A review by pagesofpins
Baby Island by Carol Ryrie Brink

I recall this being wildly entertaining as a child, and it's just as amusing as an adult, mostly because it's the most absurd thing ever written.

Prim and proper 12 yr old Mary and her 10 yr old sister, Jean, master of jaunty made-up songs and morbid comments, wake in the night to find that their ship is going down en route from San Francisco to Australia. They do what any sisters would do: rush to the cabins of the cute babies they usually watch and, finding the baby parents absent to deal with the crisis, grab the babies (kidnapping much?) and aggressively demand a lifeboat.

https://ibb.co/cGqcfx
Check out that masterful baby hold

When their lifeboat is prematurely jettisoned, they end up Swiss Family Robsinson style on an island that perfectly meets their needs. Oddly, they immediately push aside all plans of rescue and thoughts of how the families will be affected and immediately make plans for raising a girl, three boys and a monkey named Prince Charley for the next fifty years. But don't worry, they do find an adult--a grizzled nine-toed man who moved to the island to escape, you guessed it, babies. Don't worry, they force him to attend Island Sunday School and he is soon reformed.

https://ibb.co/h6pjtH
Just feeding a baby goat rum. Nothing to see here.

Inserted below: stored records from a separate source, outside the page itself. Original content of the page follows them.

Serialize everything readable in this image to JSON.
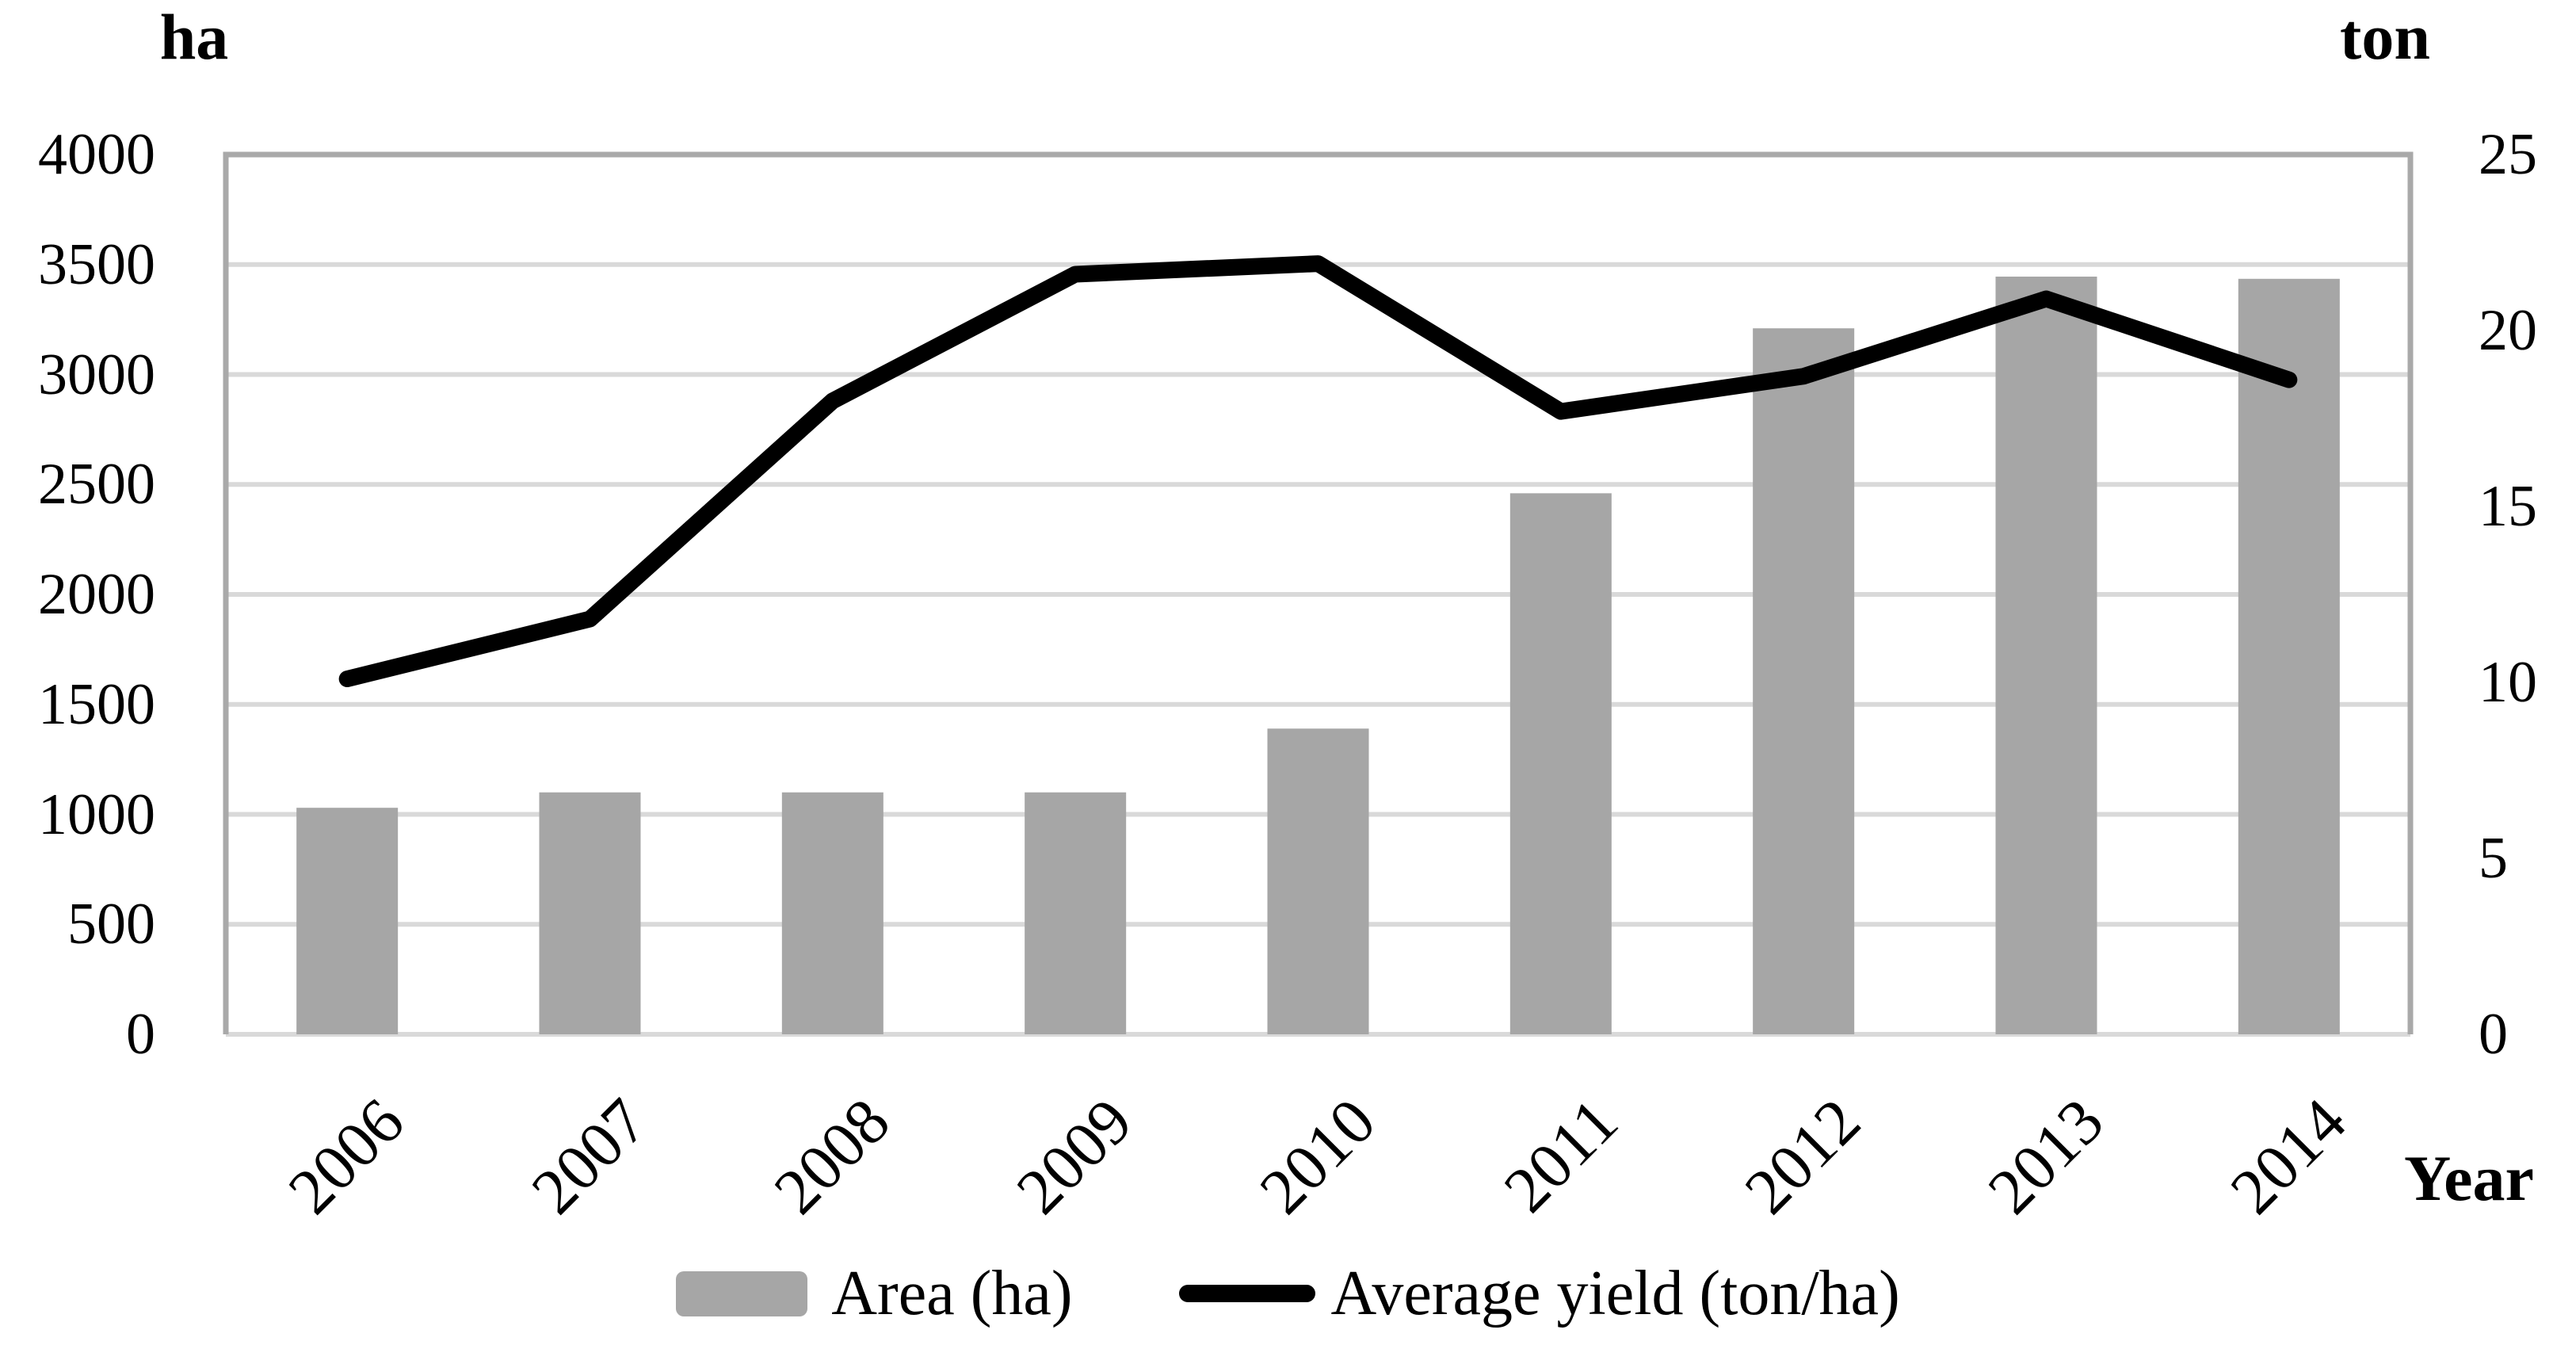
{
  "chart_data": {
    "type": "bar",
    "subtype": "bar-line-combo",
    "title": "",
    "categories": [
      "2006",
      "2007",
      "2008",
      "2009",
      "2010",
      "2011",
      "2012",
      "2013",
      "2014"
    ],
    "series": [
      {
        "name": "Area (ha)",
        "type": "bar",
        "axis": "left",
        "color": "#a6a6a6",
        "values": [
          1030,
          1100,
          1100,
          1100,
          1390,
          2460,
          3210,
          3445,
          3435
        ]
      },
      {
        "name": "Average yield (ton/ha)",
        "type": "line",
        "axis": "right",
        "color": "#000000",
        "values": [
          10.1,
          11.8,
          18.0,
          21.6,
          21.9,
          17.7,
          18.7,
          20.9,
          18.6
        ]
      }
    ],
    "left_axis": {
      "title": "ha",
      "min": 0,
      "max": 4000,
      "ticks": [
        "4000",
        "3500",
        "3000",
        "2500",
        "2000",
        "1500",
        "1000",
        "500",
        "0"
      ]
    },
    "right_axis": {
      "title": "ton",
      "min": 0,
      "max": 25,
      "ticks": [
        "25",
        "20",
        "15",
        "10",
        "5",
        "0"
      ]
    },
    "x_axis": {
      "title": "Year"
    },
    "legend": [
      "Area (ha)",
      "Average yield (ton/ha)"
    ],
    "grid": true,
    "gridline_color": "#d9d9d9",
    "border_color": "#a9a9a9"
  }
}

You can tell this was written in 1937, because aside from the problematic ideas the girls have about "savages" and "Indians", it's basically a love letter to homemaking for little girls. In this book you'll learn such handy skills as heating a bottle using a lantern, making clamshell dishes, and cooking a Christmas pudding in a shanty. Not to mention parenting using mostly canned milk and coconuts.

https://ibb.co/k6q7DH
Siblings?

This book brings with it many unsolved mysteries: There are never ANY diaper changes? How does a shanty on a desert island have what appears to be an electric oven? This seaman moves to the island to escape nagging women and babies, only gets mail every two years, and his allegedly smoking hot bar wench girlfriend STILL WRITES TO HIM?! Two kids are excited about living on bananas and clams for months? Let's not even get in to the absurd rescue at the end.